How many of you have heard of the term ‘Birangona’, let alone know the faces described by this exceptional word? I’m guessing not many, which is sadly true even if you happen to be a Bengali – especially if you are a second or third generation British Bengali like me. Up until three years ago, I would have been puzzled by this word. Because despite declaring myself to be a feminist at the age of seven, despite having worked for human rights charities – specifically women’s rights charities – locally and globally since the age of fifteen, despite being a Bengali woman whose parents and grandparents witnessed and survived the traumatic birth of the country I trace my origins from, I had never heard of this term or the hundreds of thousands of women whose faces and lives it strives to represent. A dire ignorance which, to my great shame, I was only awakened from three years ago in the most unexpected of places – a small, dark theatre in the outskirts of Wimbledon, London.
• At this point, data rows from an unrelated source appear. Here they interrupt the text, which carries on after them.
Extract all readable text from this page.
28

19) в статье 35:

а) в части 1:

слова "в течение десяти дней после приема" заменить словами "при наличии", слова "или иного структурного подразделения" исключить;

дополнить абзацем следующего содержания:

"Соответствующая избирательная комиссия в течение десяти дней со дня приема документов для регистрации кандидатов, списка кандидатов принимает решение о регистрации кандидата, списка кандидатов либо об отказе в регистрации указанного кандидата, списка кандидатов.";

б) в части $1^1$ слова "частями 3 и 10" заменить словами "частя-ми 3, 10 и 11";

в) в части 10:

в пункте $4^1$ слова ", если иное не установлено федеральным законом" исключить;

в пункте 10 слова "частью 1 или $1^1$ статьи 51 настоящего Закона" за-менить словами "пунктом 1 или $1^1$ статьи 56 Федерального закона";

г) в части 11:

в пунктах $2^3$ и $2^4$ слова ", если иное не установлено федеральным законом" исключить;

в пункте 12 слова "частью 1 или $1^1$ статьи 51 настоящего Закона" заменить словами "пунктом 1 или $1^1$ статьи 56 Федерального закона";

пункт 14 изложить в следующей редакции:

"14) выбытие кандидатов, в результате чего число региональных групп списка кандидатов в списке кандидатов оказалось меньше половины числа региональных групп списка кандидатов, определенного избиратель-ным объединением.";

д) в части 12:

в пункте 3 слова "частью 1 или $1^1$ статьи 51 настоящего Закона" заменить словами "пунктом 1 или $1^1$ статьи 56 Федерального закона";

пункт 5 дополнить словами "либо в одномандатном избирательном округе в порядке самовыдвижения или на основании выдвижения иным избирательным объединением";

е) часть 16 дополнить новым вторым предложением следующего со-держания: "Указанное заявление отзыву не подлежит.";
In May 2014, I was asked if I wanted to see a one-woman play called Birangona: Women of War. I shuddered and shook my head. I was dealing with the abuse of women in my day job – the last thing I wanted to do was spend my free time watching a play on that very topic. But after some persuasion from friends who had agreed to see the play, I gave in. It was a decision that would rock my perceptions of my ancestral homeland and its people and has since changed my life irrevocably.